“Virginia polls hint at a dug-in electorate”

From The Hill:

In what has become a critical bellwether of the national political environment the year before a midterm election, former Virginia Gov. Terry McAuliffe (D) and former Carlyle Group chief executive Glenn Youngkin (R) are locked in a neck-and-neck battle to identify every persuadable voter in a commonwealth that has trended increasingly Democratic in recent years.

But to judge from the public polls, the two men are hunting for a voter who barely exists: Surveys show the race to be Virginia’s next governor is virtually tied, and incredibly stable amid a turbulent political environment in which issues far beyond their control — a raging global epidemic, a chaotic exit from Afghanistan and even a potentially cataclysmic debt default — dominate the headlines….

Pollsters say the apparently immoveable electorate is a result of a heated political environment that has only become more entrenched on their respective sides.

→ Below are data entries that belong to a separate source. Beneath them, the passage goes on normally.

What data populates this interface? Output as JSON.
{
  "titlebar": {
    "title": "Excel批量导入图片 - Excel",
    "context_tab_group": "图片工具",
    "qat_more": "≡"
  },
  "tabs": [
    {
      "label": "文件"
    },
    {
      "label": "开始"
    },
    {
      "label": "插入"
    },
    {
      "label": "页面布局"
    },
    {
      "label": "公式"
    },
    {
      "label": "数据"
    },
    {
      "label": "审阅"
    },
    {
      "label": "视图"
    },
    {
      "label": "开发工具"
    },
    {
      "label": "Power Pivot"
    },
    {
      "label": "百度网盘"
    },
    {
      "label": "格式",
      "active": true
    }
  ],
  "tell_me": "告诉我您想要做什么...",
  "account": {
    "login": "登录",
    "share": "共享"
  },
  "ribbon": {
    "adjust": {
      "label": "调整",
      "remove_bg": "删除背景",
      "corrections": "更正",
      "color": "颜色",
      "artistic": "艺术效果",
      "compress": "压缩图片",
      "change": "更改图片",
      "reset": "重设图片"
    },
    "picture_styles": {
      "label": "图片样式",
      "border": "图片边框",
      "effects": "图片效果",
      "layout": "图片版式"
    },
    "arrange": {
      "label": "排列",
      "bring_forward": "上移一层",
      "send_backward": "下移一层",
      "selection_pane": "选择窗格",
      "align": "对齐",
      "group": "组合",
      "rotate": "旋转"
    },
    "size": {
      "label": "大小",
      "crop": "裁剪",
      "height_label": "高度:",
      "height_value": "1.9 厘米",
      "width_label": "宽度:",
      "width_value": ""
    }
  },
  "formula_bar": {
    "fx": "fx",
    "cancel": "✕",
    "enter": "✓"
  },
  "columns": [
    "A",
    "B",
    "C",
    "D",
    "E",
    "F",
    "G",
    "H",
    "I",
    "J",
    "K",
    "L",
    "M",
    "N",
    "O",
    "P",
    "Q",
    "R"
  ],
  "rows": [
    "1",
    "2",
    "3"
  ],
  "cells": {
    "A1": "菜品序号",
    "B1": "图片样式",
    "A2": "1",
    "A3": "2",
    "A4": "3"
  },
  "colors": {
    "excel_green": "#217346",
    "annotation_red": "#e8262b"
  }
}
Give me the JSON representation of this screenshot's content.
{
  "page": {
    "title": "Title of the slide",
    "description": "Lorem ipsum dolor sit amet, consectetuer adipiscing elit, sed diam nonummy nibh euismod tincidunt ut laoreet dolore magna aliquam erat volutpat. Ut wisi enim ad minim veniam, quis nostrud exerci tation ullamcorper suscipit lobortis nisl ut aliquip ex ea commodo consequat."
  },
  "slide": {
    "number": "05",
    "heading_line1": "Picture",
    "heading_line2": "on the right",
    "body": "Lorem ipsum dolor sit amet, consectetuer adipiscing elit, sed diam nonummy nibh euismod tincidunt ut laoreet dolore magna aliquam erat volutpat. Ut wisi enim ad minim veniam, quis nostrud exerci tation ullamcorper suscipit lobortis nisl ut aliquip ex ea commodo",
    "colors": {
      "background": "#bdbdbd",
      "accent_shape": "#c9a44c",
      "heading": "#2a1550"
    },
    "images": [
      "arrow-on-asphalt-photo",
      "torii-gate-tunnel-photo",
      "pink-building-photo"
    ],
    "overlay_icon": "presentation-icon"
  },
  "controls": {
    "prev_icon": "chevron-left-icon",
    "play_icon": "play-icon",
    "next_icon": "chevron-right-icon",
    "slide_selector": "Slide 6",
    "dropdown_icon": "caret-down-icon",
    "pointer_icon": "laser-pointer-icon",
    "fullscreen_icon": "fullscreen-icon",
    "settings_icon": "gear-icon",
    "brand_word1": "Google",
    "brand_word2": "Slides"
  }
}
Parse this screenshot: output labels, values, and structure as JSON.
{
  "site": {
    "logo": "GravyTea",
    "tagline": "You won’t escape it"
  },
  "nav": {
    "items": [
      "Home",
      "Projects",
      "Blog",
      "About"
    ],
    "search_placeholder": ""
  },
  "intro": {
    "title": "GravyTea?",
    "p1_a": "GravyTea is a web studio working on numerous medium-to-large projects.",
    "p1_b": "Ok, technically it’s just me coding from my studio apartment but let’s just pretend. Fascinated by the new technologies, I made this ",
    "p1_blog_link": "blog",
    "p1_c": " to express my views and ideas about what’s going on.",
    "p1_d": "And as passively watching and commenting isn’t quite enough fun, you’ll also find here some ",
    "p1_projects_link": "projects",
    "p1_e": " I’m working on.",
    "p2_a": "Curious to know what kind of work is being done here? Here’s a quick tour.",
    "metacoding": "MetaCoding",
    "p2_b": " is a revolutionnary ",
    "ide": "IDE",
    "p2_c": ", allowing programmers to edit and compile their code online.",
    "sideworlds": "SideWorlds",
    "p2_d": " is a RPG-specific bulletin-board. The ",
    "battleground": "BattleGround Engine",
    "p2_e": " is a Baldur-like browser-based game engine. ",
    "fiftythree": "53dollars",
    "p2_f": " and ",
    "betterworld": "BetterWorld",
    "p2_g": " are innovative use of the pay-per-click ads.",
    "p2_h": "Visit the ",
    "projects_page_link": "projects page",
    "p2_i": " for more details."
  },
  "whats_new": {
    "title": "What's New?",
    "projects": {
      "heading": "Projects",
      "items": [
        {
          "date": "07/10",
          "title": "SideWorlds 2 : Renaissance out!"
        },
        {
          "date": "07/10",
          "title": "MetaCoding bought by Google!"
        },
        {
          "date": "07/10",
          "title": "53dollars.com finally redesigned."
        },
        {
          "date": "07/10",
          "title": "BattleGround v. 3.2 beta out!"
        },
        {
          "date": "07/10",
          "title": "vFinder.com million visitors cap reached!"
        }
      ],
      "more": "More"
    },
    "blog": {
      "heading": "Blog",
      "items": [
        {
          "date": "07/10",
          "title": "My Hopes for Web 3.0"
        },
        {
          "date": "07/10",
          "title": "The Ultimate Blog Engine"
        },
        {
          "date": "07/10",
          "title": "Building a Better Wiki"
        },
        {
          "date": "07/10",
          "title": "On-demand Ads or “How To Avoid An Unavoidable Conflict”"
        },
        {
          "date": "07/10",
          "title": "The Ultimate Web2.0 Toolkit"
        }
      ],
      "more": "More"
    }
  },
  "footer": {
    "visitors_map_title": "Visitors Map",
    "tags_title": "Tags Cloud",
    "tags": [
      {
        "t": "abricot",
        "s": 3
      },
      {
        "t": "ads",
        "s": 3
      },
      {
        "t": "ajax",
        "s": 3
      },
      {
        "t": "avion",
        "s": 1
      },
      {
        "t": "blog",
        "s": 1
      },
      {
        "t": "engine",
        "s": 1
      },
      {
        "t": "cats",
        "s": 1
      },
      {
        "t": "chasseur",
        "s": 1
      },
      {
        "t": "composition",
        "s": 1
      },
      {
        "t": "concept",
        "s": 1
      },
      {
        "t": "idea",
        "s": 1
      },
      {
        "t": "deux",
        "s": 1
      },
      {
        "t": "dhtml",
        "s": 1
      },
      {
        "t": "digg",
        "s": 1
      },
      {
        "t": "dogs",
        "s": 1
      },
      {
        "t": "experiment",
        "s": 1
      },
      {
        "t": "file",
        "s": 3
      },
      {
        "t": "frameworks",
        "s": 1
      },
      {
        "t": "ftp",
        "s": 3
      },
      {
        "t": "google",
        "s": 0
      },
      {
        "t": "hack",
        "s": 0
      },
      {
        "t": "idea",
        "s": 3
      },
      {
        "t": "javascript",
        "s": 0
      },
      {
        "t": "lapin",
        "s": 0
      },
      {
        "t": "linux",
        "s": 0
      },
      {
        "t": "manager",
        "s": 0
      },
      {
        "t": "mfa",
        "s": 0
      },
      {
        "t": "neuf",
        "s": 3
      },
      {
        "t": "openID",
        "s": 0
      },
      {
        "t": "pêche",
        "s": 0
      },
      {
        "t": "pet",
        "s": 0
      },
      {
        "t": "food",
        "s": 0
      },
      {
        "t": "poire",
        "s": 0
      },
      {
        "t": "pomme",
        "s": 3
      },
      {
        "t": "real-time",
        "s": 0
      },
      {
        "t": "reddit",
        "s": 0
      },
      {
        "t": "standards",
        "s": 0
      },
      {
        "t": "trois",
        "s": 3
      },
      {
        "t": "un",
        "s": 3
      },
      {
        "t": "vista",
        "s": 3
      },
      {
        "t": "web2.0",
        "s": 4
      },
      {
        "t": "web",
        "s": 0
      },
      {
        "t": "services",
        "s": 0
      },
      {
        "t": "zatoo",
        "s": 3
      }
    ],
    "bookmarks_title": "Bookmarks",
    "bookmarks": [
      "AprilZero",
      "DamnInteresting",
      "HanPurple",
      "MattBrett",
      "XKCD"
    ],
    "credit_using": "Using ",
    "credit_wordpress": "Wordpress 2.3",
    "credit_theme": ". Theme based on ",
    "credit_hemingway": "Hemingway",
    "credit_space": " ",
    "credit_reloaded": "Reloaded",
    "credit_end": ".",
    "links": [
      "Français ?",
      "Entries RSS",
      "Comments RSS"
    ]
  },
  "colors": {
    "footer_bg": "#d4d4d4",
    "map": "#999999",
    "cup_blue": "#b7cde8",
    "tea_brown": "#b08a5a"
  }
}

“It seems that partisan tribalism has deepened so much over the past five years that what we generally talk about as the fundamentals of a race are pretty much etched in stone from day one,” said Patrick Murray, the polling director at Monmouth. He said a similar dynamic is happening in Monmouth’s home state of New Jersey, where Gov. Phil Murphy (D) maintains a stable lead over his Republican challenger.

Those results are reminiscent of California’s recent recall election, in which Gov. Gavin Newsom (D) survived a significant threat to his political career by casting the election as a referendum on the national Republican ticket, and by tying his most prominent rival — radio host Larry Elder (R) — to former President Donald Trump.